真弓说完,主动朝着他慢慢张开双臂,抱住了他的肩膀:“不管曾经的事情多么糟糕,你现在是优秀的工程师格蕾丝,是真弓弗里敦的好朋友。谁再对你出言不逊,我就帮你去‘以暴制暴’!”

这个拥抱温暖而有力。

“谢谢你,真弓。”宾加小声在她的耳边说,“如果能早点遇到你就好了。”

宾加感受着真弓微微发烫的体温,这让他满足。

他没有欺骗真弓,这些都是真实发生过的事。只不过,他刻意地省略了一些细节和后续。

钢笔刺入那只眼睛的时候,鲜血溅得到处都是,弄脏了他的校服。

脏死了。

他这么想着,握着钢笔从那个人的眼眶中拔了出来,鲜血混着钢笔的墨汁滴滴答答地打在地上,绽放出一朵又一朵绛红色的花。周围的人都在尖叫,看着他的目光更像是在看一个疯子。
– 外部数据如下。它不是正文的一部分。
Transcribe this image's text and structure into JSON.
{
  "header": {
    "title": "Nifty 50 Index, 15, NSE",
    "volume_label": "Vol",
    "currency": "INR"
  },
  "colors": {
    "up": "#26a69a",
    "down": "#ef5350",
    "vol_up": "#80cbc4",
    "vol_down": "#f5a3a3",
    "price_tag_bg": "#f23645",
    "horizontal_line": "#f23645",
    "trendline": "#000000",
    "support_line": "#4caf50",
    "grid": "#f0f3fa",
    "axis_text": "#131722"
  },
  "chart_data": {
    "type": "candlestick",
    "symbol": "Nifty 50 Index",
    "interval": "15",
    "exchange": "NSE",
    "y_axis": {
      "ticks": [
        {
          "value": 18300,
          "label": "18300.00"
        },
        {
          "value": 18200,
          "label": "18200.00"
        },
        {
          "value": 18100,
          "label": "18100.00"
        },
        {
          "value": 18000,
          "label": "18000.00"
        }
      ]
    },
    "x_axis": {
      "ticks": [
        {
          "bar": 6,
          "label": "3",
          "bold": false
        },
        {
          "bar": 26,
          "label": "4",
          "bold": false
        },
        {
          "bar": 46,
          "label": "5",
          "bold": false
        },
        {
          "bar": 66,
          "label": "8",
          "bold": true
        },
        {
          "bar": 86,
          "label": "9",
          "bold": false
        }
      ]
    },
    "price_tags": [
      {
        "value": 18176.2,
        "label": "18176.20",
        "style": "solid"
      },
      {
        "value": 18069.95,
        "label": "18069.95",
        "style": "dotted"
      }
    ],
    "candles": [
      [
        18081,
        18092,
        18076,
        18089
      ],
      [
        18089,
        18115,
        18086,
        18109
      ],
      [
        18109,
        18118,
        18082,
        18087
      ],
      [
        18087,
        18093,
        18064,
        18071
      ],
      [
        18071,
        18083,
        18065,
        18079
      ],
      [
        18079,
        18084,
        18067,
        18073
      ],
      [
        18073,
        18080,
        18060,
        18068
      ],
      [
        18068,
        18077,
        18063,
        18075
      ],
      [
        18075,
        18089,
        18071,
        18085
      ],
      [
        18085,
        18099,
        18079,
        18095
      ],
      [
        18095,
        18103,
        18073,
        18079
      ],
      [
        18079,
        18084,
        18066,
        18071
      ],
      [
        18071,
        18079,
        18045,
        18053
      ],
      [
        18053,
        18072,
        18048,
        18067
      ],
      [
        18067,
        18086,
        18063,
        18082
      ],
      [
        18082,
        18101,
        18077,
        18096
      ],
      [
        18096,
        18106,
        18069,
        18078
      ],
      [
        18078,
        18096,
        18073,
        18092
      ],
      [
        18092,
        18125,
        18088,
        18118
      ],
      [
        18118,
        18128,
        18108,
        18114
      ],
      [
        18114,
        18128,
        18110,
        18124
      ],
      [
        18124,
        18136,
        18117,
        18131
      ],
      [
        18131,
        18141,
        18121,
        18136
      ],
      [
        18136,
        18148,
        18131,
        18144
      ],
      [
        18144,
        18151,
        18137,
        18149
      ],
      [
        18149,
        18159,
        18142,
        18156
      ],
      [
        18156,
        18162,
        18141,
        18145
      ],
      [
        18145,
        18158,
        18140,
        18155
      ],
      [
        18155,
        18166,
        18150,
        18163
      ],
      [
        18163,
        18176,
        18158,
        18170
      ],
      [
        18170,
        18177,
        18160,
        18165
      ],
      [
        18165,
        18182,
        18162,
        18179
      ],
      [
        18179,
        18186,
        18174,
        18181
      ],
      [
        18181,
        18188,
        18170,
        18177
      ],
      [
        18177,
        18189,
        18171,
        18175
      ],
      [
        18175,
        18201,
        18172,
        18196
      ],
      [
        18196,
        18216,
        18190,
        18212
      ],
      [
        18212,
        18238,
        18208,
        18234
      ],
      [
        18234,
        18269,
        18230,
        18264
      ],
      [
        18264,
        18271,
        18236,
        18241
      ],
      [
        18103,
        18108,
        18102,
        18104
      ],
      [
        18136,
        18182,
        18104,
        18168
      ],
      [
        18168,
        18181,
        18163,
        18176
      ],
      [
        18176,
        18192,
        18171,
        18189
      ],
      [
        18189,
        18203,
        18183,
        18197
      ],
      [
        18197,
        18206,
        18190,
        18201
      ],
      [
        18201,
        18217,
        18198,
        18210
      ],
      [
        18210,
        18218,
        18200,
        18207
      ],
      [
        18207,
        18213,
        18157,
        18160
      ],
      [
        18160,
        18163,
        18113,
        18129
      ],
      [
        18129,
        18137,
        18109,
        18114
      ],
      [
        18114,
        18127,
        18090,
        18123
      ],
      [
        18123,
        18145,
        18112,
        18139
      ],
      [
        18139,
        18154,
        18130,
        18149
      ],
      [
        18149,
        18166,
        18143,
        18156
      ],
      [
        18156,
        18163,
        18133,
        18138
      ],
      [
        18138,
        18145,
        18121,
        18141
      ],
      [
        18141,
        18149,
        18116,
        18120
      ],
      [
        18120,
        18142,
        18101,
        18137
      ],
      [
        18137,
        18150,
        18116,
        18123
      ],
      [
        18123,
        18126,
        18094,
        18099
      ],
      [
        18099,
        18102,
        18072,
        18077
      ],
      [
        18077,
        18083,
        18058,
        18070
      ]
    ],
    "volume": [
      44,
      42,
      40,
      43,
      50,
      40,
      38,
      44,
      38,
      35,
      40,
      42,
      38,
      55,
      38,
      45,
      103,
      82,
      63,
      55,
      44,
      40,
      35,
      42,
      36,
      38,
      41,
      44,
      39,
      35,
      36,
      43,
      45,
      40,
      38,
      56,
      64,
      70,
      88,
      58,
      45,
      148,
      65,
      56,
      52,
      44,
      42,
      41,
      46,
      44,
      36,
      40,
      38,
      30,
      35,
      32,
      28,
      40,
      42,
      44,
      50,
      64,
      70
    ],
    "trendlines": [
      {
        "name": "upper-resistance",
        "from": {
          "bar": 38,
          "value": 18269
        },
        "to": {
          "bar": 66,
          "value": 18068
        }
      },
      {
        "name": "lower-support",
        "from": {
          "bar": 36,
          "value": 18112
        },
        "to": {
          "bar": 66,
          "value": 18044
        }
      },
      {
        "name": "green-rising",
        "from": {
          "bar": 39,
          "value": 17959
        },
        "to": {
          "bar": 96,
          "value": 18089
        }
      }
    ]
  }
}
血淋淋的场面一直到被人带走审查的时候还在他的心头萦绕,大仇得报的快感让他叛逆地朝着受害者的家长吹口哨,就像那群人一直对他做的那样。

在那之后的几天,他被关在了专门收容问题少年的辅育院里,数着窗外的树叶无聊度日。

没有人来捞他出去,外头的消息也传不进来。

几天后再次见到警方的人,他被告知了一件事——他夺走了一条生命。